Trading volume will return to normal this week as traders return from vacation. Energy was the first market to benefit from the jump in activity and is leading out of the gate: oil opened at a new 18-month high following news that Kuwait and Oman cut production as agreed in last month’s production cut deal. Bullish sentiment in the oil market is high.
Global manufacturing and service sector growth, minutes from the last Federal Open Market Committee (FOMC) meeting, and light vehicle sales are on tap this week.
The Eurozone manufacturing Purchasing Managers’ Index (PMI) reached its highest level in five years at 54.9. China’s PMI hit 51.9, while the U.K. jumped to 56.1, up from 53.6 a month earlier, more evidence that Brexit fears were 180 degrees wrong. The U.S. manufacturing PMI increased to 54.7, beating expectations. Any reading above 50 indicates expansion.
November construction spending in the U.S. increased 0.9 percent, beating expectations of 0.6 percent.
FOMC minutes and domestic light vehicle sales for December are out on Wednesday. The consensus is looking for a slight dip in the sales pace, to 17.8 million from November’s 17.9 million.
Services PMI data for China, the U.K., and the U.S. will be out on Thursday. While the Chinese report is expected to decline marginally, analysts forecast the U.S. report to remain unchanged and the U.K. service sector to grow slightly. Weekly crude inventory figures will also be released on Thursday due to the holiday. Domestic stockpiles are forecast to increase by only a few thousand barrels. Weekly unemployment claims, which remain at multi-decade lows, are expected to show a marginal decline from the previous report.
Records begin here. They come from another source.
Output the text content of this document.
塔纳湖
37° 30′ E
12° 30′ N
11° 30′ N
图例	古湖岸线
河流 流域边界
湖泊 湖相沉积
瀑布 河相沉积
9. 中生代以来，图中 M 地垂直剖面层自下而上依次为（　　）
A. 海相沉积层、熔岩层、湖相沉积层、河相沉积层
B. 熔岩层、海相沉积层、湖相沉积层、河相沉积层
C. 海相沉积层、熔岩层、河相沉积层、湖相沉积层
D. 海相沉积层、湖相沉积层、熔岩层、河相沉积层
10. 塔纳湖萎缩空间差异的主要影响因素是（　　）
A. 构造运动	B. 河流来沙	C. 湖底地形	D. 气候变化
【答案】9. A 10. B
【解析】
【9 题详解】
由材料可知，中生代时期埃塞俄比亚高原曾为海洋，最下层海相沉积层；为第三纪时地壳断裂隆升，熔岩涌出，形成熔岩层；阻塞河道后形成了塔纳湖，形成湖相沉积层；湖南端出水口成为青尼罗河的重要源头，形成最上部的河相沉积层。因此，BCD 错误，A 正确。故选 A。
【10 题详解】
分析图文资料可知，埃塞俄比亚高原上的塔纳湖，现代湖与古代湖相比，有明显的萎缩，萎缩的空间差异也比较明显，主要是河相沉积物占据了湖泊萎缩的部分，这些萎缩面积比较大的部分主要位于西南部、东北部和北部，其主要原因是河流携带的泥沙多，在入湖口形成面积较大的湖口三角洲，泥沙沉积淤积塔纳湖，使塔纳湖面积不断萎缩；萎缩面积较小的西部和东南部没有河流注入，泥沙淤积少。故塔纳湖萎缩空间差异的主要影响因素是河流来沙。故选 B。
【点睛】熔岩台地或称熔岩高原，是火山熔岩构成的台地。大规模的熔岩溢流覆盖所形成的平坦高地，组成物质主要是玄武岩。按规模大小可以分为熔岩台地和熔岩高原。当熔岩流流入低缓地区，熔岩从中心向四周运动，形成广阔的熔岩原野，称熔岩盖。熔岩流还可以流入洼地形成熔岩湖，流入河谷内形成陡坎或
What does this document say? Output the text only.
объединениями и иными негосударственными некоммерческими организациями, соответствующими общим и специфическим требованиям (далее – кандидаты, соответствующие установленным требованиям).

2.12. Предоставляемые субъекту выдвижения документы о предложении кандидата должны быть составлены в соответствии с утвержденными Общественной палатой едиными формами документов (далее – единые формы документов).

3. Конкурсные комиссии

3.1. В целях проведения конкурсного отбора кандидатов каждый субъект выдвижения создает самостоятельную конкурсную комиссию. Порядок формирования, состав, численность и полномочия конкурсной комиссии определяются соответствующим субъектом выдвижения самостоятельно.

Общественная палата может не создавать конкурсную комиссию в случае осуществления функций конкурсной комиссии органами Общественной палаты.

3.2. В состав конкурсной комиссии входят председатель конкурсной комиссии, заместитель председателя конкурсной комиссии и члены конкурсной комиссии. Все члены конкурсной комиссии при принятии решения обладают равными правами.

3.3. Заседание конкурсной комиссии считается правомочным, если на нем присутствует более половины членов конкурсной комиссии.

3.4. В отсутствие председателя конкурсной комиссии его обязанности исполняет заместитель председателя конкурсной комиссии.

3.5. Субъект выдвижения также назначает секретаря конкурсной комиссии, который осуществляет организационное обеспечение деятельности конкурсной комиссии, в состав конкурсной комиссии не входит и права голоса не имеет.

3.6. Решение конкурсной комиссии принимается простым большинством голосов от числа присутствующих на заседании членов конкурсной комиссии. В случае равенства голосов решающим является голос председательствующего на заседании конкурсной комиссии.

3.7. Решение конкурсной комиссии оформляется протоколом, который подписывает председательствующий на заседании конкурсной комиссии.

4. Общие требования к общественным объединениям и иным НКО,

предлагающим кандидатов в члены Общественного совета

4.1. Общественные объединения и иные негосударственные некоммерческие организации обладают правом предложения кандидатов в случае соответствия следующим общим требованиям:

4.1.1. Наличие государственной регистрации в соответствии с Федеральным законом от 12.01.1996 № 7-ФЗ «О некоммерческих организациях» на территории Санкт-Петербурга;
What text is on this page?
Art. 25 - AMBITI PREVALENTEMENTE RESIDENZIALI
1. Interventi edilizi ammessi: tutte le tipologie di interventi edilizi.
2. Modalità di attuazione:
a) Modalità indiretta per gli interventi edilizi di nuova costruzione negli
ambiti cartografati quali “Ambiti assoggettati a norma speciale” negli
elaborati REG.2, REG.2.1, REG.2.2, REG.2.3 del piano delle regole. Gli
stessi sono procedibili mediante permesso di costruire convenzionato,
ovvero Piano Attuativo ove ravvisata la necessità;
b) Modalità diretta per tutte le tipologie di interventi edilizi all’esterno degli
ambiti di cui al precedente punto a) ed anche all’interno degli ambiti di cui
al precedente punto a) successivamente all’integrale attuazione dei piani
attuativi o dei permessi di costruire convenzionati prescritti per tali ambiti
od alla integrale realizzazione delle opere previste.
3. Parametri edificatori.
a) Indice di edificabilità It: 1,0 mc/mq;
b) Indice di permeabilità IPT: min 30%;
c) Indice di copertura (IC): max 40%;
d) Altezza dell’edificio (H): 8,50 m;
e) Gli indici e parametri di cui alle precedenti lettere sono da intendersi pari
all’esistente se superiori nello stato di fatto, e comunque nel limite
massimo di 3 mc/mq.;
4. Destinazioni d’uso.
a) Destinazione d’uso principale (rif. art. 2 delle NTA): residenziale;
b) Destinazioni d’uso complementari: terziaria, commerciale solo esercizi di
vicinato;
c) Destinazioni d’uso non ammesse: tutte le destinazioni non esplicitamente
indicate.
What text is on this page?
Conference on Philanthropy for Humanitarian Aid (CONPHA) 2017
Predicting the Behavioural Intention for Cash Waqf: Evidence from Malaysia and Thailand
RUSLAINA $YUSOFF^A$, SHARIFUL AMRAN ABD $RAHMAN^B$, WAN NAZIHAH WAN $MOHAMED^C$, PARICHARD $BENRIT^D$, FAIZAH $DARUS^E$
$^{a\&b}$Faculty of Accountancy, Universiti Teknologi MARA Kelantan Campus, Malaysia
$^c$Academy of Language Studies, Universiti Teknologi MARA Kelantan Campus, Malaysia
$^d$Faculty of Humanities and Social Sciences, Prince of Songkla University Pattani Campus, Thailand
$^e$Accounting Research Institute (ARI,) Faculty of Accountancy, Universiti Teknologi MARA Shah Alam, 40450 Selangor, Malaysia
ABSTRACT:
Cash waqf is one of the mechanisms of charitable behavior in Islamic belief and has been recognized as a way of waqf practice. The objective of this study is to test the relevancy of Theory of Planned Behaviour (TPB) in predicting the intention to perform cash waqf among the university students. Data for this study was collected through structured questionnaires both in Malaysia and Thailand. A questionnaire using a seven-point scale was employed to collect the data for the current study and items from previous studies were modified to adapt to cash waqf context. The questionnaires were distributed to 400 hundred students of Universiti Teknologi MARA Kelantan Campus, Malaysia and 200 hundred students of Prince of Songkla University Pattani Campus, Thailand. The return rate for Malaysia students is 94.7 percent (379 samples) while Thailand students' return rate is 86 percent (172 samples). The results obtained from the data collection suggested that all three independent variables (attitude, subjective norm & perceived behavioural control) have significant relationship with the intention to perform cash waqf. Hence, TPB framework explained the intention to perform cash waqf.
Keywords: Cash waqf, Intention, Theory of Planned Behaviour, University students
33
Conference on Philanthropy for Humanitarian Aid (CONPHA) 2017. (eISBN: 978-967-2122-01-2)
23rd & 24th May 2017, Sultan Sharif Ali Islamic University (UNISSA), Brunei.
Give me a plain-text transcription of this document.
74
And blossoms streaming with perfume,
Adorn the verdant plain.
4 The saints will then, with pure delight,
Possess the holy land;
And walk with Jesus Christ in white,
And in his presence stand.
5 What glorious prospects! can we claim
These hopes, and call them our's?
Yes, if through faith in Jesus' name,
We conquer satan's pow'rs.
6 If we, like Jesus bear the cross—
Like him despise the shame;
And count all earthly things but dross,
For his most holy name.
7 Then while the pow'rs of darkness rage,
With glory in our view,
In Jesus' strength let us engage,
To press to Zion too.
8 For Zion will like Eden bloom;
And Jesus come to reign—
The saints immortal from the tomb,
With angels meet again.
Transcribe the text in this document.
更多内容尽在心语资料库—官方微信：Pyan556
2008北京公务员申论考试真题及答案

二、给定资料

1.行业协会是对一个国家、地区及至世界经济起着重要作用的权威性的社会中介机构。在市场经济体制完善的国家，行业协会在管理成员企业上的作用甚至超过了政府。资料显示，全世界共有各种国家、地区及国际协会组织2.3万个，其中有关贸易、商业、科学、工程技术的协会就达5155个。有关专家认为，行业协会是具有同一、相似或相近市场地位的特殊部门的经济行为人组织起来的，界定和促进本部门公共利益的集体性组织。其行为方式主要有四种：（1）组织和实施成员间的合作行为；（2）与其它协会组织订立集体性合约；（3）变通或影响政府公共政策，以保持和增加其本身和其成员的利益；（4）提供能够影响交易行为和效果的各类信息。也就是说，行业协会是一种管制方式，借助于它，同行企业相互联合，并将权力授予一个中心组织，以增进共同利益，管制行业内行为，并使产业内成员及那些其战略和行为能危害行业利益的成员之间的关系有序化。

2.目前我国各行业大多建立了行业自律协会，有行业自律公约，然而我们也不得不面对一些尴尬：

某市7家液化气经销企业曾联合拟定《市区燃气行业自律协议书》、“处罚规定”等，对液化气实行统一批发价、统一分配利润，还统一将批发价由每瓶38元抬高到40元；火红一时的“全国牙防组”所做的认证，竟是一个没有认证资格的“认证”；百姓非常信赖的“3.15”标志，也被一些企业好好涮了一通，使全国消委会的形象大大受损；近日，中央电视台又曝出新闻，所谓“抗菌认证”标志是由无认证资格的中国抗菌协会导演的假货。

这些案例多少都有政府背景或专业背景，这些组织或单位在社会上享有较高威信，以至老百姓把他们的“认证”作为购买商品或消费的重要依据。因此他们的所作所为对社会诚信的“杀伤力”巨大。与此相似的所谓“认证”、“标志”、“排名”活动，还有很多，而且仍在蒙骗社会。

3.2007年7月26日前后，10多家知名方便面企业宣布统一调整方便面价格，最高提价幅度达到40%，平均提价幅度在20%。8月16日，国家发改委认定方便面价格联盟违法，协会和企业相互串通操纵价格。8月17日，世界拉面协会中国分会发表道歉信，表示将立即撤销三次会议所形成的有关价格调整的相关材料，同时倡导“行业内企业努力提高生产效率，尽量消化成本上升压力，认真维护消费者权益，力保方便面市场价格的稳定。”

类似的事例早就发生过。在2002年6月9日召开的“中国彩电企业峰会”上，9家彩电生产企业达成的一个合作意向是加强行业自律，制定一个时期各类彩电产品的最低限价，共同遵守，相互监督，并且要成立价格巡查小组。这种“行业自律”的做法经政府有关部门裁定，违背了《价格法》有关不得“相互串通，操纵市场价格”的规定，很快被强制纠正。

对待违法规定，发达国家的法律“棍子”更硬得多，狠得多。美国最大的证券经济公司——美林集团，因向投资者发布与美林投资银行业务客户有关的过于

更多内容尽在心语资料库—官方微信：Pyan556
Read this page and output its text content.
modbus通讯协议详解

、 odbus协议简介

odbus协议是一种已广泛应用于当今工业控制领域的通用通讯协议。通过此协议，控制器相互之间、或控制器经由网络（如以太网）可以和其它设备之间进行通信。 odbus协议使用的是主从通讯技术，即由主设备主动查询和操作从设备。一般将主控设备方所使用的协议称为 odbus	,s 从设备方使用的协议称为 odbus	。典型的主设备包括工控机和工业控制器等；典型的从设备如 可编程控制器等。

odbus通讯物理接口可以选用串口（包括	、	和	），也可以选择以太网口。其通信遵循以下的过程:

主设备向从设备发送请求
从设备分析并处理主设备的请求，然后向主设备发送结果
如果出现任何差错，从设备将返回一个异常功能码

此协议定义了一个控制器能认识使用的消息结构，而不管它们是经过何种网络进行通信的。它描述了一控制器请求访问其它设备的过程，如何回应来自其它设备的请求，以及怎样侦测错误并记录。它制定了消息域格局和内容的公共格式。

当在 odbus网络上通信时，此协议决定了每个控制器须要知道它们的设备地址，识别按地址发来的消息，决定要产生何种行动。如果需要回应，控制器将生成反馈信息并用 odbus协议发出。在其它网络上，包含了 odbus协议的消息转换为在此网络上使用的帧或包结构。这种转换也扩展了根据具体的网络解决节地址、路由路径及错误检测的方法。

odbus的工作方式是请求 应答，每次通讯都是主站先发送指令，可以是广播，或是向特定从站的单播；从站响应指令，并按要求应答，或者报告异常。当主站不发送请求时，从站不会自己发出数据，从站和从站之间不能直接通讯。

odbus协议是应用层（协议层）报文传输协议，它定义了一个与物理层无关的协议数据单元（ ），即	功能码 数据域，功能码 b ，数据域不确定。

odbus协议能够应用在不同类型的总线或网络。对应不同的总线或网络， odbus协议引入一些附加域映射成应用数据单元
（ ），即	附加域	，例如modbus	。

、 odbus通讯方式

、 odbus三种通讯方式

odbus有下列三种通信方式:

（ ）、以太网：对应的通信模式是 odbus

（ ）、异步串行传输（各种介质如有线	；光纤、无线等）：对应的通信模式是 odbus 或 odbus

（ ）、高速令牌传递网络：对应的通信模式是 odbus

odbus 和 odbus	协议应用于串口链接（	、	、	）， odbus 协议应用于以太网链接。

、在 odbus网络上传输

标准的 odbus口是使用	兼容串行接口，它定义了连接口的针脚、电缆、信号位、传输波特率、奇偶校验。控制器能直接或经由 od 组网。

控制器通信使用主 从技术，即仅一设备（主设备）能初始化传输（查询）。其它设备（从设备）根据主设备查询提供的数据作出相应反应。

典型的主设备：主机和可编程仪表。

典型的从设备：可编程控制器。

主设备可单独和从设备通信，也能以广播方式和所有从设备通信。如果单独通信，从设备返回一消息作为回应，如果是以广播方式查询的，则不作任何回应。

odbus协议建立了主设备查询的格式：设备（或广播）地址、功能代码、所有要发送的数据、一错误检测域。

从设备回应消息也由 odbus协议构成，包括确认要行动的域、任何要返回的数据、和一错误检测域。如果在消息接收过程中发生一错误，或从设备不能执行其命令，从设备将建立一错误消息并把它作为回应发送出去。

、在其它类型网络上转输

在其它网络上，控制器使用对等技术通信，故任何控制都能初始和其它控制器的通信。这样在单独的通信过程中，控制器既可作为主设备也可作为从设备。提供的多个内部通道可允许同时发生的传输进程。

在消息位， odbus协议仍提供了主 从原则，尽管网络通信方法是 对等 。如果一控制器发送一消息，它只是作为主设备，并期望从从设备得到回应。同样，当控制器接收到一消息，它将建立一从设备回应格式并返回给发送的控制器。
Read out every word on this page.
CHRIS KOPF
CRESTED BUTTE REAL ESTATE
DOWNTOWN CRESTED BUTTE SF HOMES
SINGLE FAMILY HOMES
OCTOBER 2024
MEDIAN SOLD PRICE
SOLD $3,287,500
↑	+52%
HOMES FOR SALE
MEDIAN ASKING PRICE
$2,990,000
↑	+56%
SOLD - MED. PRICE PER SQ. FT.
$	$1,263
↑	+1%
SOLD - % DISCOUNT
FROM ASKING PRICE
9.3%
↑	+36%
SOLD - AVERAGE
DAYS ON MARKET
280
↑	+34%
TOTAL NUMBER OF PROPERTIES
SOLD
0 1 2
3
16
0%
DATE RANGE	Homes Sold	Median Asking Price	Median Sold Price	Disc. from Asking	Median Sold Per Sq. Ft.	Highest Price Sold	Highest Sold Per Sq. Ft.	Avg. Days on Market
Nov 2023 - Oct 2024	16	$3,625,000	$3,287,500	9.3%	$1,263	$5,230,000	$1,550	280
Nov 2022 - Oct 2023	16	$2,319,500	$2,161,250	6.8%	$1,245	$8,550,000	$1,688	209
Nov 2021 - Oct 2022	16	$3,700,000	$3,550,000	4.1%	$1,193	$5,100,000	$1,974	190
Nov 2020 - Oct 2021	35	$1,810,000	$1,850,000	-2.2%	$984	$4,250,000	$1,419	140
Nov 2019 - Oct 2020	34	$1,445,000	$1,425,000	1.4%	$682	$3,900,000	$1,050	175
The December employment report is out on Friday. Non-farm payroll is expected to show a net gain of 170,000 jobs. The unemployment rate is expected to increase from 4.6 percent to 4.7 percent. Economists forecast hourly earnings rose 0.2 percent, a reversal from the 0.1 percent dip in November. Factory orders and the foreign trade balance for November are also due Friday. Analysts believe the trade deficit increased to $43.4 billion, up from $42.6 billion in October. Although some have blamed the rising trade deficit on the rising U.S. dollar, in the short-term a stronger dollar cuts the trade deficit because imports and exports are ordered months in advance. Instead, the rising trade deficit reflects rising oil prices since the U.S. is still a net importer of energy, as well as improving economic conditions driving consumer spending.
In earnings news, Monsanto and Walgreens are set to report before Thursday’s opening bell. Monsanto (MON) will deliver its first-quarter report. Analysts are forecasting earnings per share (EPS) of $0.01 versus the $0.10 loss recorded during the same period last year. Although shares gained in 2016, they are 6 percent below the June 2016 high and stuck in a trading range since making that high. Analysts expect Walgreens (WBA) will report $1.09 per share in earnings. The main story remains the Rite Aid (RAD) buyout. Walgreens recently announced it would sell 865 stores in an effort to gain regulatory approval. The deal is expected to close on January 27.